Now that climate change has brought about the possibility of new oil fields in the Arctic, President George W. Bush is in favor of action.
Written by Harry Fuller, Contributor

Now that climate change has brought about the possibility of new oil fields in the Arctic, President George W. Bush is in favor of action. Not longer is it enough to talk climate change, or point to the need for more study. Now, we gotta act. Pronto. Oil is at stake.

What's going on? Suddenly the U.S. government is looking for action on a treaty called the U.N. Convention on the Law of the Sea. Sound unfamiliar? Well, in typical Americna fashion we've ignored this treaty as another silly U.N. thingie. It was first drawn up over twenty years ago and has been in force for signatories since 1994. Now, suddenly, it is urgent business here in America. Oil. Oil. Oil.

The President wants the Senate to ratify this treaty. Today, boys, what'chew waitin' for? As MSNBC describes it, the treaty is now a bi-partisan priority, ""The United States needs to join the Law of the Sea Convention, and join it now,' Deputy Defense Secretary Gordon England told senators recently. He stressed that it would give legal clarity to U.S. naval operations.

The Senate Foreign Relations Committee, which held a second round of hearings on the treaty Thursday, appears ready to vote on it. That would set up a full Senate vote on ratification by year's end. A small group of senators has blocked action on the treaty for years.

'Far from threatening our sovereignty, the convention allows us to secure and extend our sovereign rights,' said the committee chairman, Sen. Joseph Biden, D-Del."

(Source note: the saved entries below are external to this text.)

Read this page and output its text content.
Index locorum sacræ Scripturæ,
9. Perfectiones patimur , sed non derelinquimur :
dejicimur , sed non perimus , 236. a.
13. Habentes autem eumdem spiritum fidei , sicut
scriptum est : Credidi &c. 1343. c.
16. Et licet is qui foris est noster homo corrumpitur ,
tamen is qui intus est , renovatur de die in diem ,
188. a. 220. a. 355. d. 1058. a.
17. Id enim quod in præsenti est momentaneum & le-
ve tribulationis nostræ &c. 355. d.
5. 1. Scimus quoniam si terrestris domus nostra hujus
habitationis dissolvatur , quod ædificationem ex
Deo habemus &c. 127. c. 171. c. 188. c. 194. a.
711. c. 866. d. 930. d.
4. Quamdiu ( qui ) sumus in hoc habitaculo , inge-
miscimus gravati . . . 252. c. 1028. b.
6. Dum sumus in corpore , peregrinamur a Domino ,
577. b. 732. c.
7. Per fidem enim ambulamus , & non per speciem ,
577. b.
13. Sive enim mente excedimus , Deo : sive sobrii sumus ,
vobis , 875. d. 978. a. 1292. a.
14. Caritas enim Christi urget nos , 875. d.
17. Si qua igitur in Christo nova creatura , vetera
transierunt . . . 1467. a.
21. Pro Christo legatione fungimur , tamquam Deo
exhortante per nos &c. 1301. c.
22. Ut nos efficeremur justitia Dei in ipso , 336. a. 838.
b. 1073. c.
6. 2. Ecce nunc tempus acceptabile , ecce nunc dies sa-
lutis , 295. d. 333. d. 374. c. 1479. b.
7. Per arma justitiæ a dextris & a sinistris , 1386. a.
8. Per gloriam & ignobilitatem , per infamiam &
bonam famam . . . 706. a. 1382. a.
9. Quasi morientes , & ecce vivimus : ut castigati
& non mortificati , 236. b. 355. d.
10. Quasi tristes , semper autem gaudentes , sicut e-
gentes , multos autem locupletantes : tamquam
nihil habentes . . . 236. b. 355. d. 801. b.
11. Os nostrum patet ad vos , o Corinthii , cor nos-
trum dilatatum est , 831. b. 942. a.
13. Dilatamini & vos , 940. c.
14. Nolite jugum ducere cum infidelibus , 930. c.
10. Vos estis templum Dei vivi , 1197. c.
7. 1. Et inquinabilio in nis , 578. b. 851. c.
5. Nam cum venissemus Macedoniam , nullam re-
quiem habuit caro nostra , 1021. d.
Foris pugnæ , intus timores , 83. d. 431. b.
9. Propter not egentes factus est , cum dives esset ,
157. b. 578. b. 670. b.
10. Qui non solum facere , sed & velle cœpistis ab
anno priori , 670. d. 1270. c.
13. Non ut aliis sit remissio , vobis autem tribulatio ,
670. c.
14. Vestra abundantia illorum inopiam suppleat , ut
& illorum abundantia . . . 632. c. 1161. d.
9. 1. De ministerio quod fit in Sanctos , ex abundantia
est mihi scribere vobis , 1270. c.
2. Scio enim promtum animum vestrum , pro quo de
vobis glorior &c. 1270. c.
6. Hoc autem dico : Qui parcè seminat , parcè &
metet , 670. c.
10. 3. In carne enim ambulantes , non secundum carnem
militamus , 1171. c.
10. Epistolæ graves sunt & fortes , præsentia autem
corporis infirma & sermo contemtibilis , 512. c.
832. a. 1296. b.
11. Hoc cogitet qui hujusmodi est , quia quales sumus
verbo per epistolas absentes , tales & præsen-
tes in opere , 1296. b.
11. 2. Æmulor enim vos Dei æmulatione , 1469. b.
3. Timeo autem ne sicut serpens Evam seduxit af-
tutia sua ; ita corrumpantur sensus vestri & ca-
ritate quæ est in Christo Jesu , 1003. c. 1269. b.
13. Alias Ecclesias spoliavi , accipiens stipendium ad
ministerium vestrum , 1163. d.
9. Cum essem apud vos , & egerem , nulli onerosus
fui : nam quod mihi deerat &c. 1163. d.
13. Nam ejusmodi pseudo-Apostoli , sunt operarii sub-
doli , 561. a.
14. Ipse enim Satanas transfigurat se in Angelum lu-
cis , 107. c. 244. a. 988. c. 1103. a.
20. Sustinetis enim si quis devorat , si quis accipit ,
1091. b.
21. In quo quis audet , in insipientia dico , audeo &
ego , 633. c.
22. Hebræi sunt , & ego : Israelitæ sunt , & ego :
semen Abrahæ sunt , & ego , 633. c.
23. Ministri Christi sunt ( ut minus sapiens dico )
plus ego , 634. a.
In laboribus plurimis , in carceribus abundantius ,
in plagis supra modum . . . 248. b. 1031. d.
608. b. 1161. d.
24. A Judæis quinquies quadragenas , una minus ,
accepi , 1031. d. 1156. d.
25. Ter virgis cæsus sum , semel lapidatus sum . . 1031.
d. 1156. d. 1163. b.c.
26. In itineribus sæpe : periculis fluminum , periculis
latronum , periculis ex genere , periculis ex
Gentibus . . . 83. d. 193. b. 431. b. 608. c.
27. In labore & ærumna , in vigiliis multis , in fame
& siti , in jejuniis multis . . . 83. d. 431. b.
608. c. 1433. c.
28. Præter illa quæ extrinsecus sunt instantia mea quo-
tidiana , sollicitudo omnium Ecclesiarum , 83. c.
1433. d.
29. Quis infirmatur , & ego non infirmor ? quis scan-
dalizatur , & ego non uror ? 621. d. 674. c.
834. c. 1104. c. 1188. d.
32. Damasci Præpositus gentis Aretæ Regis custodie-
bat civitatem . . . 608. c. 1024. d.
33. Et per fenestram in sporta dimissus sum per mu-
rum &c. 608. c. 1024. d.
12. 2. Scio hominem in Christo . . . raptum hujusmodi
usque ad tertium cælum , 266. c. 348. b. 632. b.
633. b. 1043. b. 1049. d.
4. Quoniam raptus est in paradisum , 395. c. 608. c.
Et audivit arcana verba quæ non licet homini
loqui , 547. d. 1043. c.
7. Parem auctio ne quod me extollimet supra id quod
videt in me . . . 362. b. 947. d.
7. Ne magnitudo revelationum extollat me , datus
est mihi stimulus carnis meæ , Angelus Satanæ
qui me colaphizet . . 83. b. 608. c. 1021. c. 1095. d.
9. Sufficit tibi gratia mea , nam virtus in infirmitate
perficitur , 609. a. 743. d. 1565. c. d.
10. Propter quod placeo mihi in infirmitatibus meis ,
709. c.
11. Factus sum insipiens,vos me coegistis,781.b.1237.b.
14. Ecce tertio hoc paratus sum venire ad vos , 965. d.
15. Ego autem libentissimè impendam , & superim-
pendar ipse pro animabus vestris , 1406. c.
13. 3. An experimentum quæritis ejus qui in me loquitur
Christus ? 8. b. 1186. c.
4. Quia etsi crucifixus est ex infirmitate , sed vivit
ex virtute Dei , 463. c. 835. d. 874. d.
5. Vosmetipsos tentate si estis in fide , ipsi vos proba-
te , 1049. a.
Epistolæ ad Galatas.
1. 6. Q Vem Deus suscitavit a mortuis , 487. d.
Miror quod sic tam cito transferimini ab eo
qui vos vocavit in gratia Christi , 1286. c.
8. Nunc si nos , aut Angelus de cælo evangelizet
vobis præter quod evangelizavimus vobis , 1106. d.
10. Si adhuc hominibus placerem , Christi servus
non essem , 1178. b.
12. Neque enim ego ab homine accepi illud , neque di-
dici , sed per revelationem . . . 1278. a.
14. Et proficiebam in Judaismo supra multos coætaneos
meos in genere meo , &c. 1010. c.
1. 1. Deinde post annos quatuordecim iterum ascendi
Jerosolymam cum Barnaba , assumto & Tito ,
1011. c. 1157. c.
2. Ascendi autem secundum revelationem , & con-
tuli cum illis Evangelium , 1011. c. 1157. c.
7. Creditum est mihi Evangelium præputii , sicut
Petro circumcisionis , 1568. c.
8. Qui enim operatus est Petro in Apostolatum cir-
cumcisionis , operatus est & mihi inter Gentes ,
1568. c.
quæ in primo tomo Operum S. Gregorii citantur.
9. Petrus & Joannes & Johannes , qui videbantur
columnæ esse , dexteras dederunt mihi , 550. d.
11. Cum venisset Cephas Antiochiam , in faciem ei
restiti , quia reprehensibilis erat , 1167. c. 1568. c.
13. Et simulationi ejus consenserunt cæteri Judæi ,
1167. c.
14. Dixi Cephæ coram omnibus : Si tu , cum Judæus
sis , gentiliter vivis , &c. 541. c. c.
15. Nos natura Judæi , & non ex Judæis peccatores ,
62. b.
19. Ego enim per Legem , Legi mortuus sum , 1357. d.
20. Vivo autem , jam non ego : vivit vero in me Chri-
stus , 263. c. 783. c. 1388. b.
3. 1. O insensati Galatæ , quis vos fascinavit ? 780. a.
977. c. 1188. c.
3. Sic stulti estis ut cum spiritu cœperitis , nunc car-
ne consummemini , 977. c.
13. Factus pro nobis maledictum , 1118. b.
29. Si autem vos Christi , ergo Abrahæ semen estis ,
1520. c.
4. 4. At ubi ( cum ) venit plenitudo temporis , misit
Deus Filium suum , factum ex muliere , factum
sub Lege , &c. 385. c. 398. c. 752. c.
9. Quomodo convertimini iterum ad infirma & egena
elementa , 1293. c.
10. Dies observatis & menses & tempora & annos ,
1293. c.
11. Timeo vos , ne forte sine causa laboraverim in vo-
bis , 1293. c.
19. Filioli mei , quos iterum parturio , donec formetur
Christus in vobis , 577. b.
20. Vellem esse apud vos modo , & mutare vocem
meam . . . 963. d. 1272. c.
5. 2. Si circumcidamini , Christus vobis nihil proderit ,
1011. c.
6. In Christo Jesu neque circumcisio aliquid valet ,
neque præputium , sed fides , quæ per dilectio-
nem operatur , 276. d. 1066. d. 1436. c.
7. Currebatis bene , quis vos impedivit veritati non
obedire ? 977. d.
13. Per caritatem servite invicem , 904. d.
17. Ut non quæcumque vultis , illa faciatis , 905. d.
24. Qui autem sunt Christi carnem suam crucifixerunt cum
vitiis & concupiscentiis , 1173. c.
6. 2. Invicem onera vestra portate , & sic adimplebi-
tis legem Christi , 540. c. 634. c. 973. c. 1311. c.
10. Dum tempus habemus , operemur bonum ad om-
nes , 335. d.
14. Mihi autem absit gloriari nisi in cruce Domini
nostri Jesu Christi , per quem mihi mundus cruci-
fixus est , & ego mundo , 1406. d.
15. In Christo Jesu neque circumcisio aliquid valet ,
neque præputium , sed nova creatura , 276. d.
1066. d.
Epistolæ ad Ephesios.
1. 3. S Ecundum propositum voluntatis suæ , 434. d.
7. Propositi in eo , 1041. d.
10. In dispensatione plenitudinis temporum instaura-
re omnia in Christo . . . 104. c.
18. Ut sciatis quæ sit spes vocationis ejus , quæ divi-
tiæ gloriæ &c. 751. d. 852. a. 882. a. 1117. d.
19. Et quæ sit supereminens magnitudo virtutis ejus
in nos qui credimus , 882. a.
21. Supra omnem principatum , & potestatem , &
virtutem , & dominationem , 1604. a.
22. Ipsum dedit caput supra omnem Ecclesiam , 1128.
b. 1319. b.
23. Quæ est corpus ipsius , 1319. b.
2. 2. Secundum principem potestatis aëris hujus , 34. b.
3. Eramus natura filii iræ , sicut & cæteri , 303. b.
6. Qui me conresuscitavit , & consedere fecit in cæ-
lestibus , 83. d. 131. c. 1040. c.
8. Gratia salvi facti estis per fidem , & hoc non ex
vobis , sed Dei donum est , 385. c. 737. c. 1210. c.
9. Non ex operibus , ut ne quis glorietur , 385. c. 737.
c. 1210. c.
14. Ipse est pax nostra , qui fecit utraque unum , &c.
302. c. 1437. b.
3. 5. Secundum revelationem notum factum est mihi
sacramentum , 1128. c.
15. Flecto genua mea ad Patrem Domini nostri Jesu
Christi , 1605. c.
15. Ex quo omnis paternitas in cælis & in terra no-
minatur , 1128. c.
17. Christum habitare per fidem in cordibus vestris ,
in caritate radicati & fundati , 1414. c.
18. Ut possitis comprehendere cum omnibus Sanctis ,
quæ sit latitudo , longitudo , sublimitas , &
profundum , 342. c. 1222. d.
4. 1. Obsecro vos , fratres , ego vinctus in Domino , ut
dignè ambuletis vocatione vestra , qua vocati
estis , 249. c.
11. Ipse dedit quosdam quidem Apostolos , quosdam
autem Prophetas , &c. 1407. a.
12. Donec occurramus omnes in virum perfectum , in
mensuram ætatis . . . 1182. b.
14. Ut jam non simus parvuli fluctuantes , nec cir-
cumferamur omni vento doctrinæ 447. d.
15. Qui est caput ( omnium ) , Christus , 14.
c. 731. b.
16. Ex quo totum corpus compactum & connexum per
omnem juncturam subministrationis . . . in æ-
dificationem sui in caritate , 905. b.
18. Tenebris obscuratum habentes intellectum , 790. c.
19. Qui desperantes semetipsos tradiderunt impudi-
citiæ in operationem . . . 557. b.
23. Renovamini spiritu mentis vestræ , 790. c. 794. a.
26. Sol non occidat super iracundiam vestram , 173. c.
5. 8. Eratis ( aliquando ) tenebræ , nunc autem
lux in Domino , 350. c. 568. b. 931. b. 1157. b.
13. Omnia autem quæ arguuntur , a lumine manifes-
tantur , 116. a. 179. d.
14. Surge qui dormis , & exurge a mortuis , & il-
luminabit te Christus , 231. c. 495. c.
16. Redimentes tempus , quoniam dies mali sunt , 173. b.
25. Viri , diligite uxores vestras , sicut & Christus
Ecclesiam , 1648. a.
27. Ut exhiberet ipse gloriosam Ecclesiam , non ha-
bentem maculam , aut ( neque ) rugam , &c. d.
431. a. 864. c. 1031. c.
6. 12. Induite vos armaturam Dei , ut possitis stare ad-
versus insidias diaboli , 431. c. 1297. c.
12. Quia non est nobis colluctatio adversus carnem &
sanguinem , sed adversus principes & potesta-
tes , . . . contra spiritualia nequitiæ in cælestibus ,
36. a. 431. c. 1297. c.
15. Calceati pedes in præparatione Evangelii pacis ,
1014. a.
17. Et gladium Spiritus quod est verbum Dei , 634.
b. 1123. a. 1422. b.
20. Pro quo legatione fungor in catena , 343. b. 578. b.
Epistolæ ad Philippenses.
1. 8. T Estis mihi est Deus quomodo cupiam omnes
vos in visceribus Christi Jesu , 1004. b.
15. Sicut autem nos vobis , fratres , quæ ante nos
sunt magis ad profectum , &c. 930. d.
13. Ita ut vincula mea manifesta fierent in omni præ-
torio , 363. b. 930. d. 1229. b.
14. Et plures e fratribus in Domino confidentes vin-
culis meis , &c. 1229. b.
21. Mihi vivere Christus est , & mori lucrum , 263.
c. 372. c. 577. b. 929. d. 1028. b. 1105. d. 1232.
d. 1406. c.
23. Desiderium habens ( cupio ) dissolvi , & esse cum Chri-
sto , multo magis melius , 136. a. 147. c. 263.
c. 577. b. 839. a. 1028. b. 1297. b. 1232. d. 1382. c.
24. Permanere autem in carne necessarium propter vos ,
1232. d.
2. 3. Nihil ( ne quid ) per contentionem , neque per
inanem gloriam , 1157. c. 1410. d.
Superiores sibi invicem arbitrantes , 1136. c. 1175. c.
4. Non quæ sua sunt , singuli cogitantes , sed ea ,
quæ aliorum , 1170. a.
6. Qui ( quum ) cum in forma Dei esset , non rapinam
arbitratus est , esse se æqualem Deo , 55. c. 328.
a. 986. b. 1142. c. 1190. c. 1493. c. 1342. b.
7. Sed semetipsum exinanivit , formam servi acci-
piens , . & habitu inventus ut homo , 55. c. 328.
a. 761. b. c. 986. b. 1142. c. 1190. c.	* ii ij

Sure glad we woke up before all those greedy guys from Russia, Canada and Europe got their mitts all over that all oil that must be buried beneath what was once the Arctic ice sheet, now the Northwest Passage...suitable for weekend sailors every August. Of course, the disappearing ice in the Arctic is not new but the new reality there has become evident even to those in Washington who seem rarely to encounter reality or even comprehend it. So now the lack of Arctic ice is a major issue and we gotta act. Better thirteen years late, than never, right? This doesn't mean the U.S. is about to do anything about global warming, but we sure don't wanna be left behind if there's a way to make a few bucks, do we?